Feature	S2 Pro	ElevenLabs	OpenAI TTS	Qwen3-TTS	Chatterbox-Turbo
Open weights	Yes (research license)	No	No	Yes	Yes (MIT)
Voice cloning	Zero-shot (10-30s)	Yes	No	Yes (3s)	Yes (5s+)
Emotion control	Free-form `[tag]`	Limited	No	Basic	0.25-2.0 scale
Languages	80+	29	Limited	Varies	English
Parameters	4B (Slow) + 400M (Fast)	Proprietary	Proprietary	~3.5B	350M-500M
RTF (streaming)	0.195	Cloud latency	Cloud latency	0.14 (M4 Pro)	~0.3 (GPU)
Runs offline on Mac	❌	❌	❌	✅ (via MLX)	✅
Multi-speaker gen	✅ Native	❌	❌	❌	❌
Multi-turn dialog	✅ Native	✅	❌	❌	❌
License for commercial use	❌ (Fish Audio Research License)	✅ API	✅ API	Check	✅ MIT

Deployment Requirements

S2 Pro is not a model you run on a laptop. The 4B parameter Slow AR requires a high-end GPU for real-time inference.

Setup	Minimum	Recommended
GPU VRAM	24GB	80GB+ (H200 ideal)
RAM	32GB	64GB
Storage	30GB (model weights)	50GB+ (with codec + tools)
Runtime	SGLang-Omni + CUDA	SGLang-Omni + CUDA + Flash Attention 3
CPU inference	Not practical	Not practical

SGLang-Omni server setup:

# Install SGLang-Omni
pip install sglang-omni

# Download model weights
hf download fishaudio/s2-pro

# Start the server with a config file
sgl-omni serve \
  --model-path fishaudio/s2-pro \
  --config examples/configs/s2pro_tts.yaml \
  --port 8000

Voice cloning via API:

curl -X POST http://localhost:8000/v1/audio/speech \
  -H "Content-Type: application/json" \
  -d '{
    "input": "Text to synthesize",
    "references": [{
      "audio_path": "/path/to/reference.wav",
      "text": "Reference transcript"
    }]
  }' \
  --output output.wav

The server exposes an OpenAI-compatible /v1/audio/speech endpoint. Reference audio KV states are automatically cached by SGLang’s RadixAttention (86.4% average cache hit rate when reusing the same voice).

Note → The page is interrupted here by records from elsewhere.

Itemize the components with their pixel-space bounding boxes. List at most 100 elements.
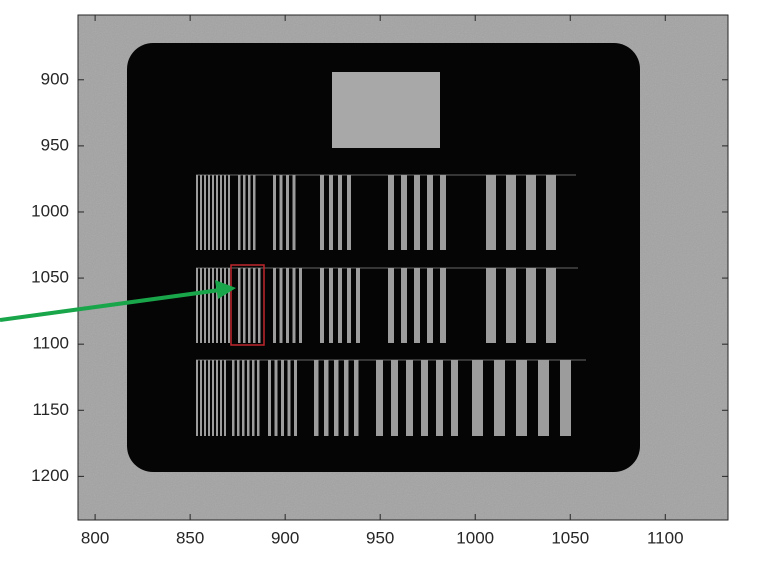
line-pair-bar xyxy=(293,268,296,343)
x-tick-label: 1100 xyxy=(647,528,684,547)
line-pair-bar xyxy=(472,360,483,436)
line-pair-bar xyxy=(212,268,214,343)
line-pair-bar xyxy=(238,175,241,250)
line-pair-bar xyxy=(204,175,206,250)
line-pair-bar xyxy=(286,175,289,250)
line-pair-bar xyxy=(324,360,329,436)
line-pair-bar xyxy=(414,175,420,250)
line-pair-bar xyxy=(293,175,296,250)
line-pair-bar xyxy=(338,175,342,250)
line-pair-bar xyxy=(546,175,556,250)
line-pair-bar xyxy=(248,268,251,343)
line-pair-bar xyxy=(506,175,516,250)
line-pair-bar xyxy=(216,360,218,436)
y-tick-label: 1000 xyxy=(31,201,69,220)
line-pair-bar xyxy=(286,268,289,343)
line-pair-bar xyxy=(238,268,241,343)
line-pair-bar xyxy=(253,268,256,343)
line-pair-bar xyxy=(280,268,283,343)
y-tick-label: 1050 xyxy=(31,268,69,287)
line-pair-bar xyxy=(208,175,210,250)
line-pair-bar xyxy=(421,360,428,436)
line-pair-bar xyxy=(220,360,222,436)
line-pair-bar xyxy=(314,360,319,436)
y-tick-label: 950 xyxy=(41,135,69,154)
line-pair-bar xyxy=(220,268,222,343)
line-pair-bar xyxy=(486,175,496,250)
line-pair-bar xyxy=(440,175,446,250)
line-pair-bar xyxy=(494,360,505,436)
line-pair-bar xyxy=(224,175,226,250)
line-pair-bar xyxy=(299,268,302,343)
line-pair-bar xyxy=(281,360,284,436)
x-tick-label: 1000 xyxy=(456,528,494,547)
line-pair-bar xyxy=(427,268,433,343)
line-pair-bar xyxy=(275,360,278,436)
line-pair-bar xyxy=(247,360,250,436)
line-pair-bar xyxy=(200,175,202,250)
line-pair-bar xyxy=(242,360,245,436)
line-pair-bar xyxy=(220,175,222,250)
line-pair-bar xyxy=(228,268,230,343)
line-pair-bar xyxy=(196,268,198,343)
line-pair-bar xyxy=(538,360,549,436)
line-pair-bar xyxy=(212,360,214,436)
line-pair-bar xyxy=(196,175,198,250)
line-pair-bar xyxy=(401,175,407,250)
line-pair-bar xyxy=(391,360,398,436)
line-pair-bar xyxy=(320,175,324,250)
line-pair-bar xyxy=(427,175,433,250)
line-pair-bar xyxy=(252,360,255,436)
line-pair-bar xyxy=(334,360,339,436)
line-pair-bar xyxy=(347,268,351,343)
line-pair-bar xyxy=(560,360,571,436)
line-pair-bar xyxy=(451,360,458,436)
line-pair-bar xyxy=(440,268,446,343)
x-tick-label: 900 xyxy=(271,528,299,547)
line-pair-bar xyxy=(506,268,516,343)
line-pair-bar xyxy=(196,360,198,436)
reference-square xyxy=(332,72,440,148)
line-pair-bar xyxy=(486,268,496,343)
line-pair-bar xyxy=(516,360,527,436)
line-pair-bar xyxy=(228,175,230,250)
line-pair-bar xyxy=(376,360,383,436)
line-pair-bar xyxy=(526,175,536,250)
line-pair-bar xyxy=(208,360,210,436)
line-pair-bar xyxy=(212,175,214,250)
line-pair-bar xyxy=(208,268,210,343)
figure: 8008509009501000105011009009501000105011… xyxy=(0,0,757,567)
line-pair-bar xyxy=(347,175,351,250)
line-pair-bar xyxy=(280,175,283,250)
page: 8008509009501000105011009009501000105011… xyxy=(0,0,757,567)
line-pair-bar xyxy=(436,360,443,436)
y-tick-label: 1100 xyxy=(32,334,69,353)
x-tick-label: 950 xyxy=(366,528,394,547)
line-pair-bar xyxy=(354,360,359,436)
line-pair-bar xyxy=(200,268,202,343)
line-pair-bar xyxy=(258,268,261,343)
line-pair-bar xyxy=(232,360,235,436)
line-pair-bar xyxy=(216,175,218,250)
line-pair-bar xyxy=(216,268,218,343)
line-pair-bar xyxy=(294,360,297,436)
line-pair-bar xyxy=(273,175,276,250)
x-tick-label: 850 xyxy=(176,528,204,547)
line-pair-bar xyxy=(257,360,260,436)
line-pair-bar xyxy=(329,175,333,250)
line-pair-bar xyxy=(253,175,256,250)
line-pair-bar xyxy=(329,268,333,343)
line-pair-bar xyxy=(224,360,226,436)
line-pair-bar xyxy=(204,360,206,436)
line-pair-bar xyxy=(248,175,251,250)
line-pair-bar xyxy=(204,268,206,343)
y-tick-label: 900 xyxy=(41,69,69,88)
x-tick-label: 800 xyxy=(81,528,109,547)
line-pair-bar xyxy=(338,268,342,343)
line-pair-bar xyxy=(243,268,246,343)
line-pair-bar xyxy=(288,360,291,436)
line-pair-bar xyxy=(237,360,240,436)
y-tick-label: 1150 xyxy=(32,400,69,419)
line-pair-bar xyxy=(388,268,394,343)
line-pair-bar xyxy=(224,268,226,343)
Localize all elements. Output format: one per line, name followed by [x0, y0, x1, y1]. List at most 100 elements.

What S2 Pro Means for the TTS Landscape

The quality gap between open and closed TTS has effectively closed. S2 Pro matches or beats every commercial API on blind evaluations. The practical difference now is not quality but infrastructure: commercial APIs offer zero-setup access; S2 Pro requires GPU infrastructure.
Instruction-following is the new frontier. S2 Pro’s [tag] system points toward a future where TTS is controlled through natural language, not sliders or dropdowns. Users describe what they want and the model delivers it.
Scale still wins. The S2 Pro team trained on millions of hours of data with a multi-stage pipeline costing tens of thousands of GPU-hours. This is not reproducible by individuals. The open-source community benefits from the release of weights, not from the ability to replicate training.
Privacy remains a differentiator for local TTS. S2 Pro requires cloud-grade GPUs. For users who need offline, private TTS on consumer hardware, models like Chatterbox-Turbo (350M params, runs on Mac) remain the only option. The tradeoff is quality vs privacy — and that tradeoff has not gone away.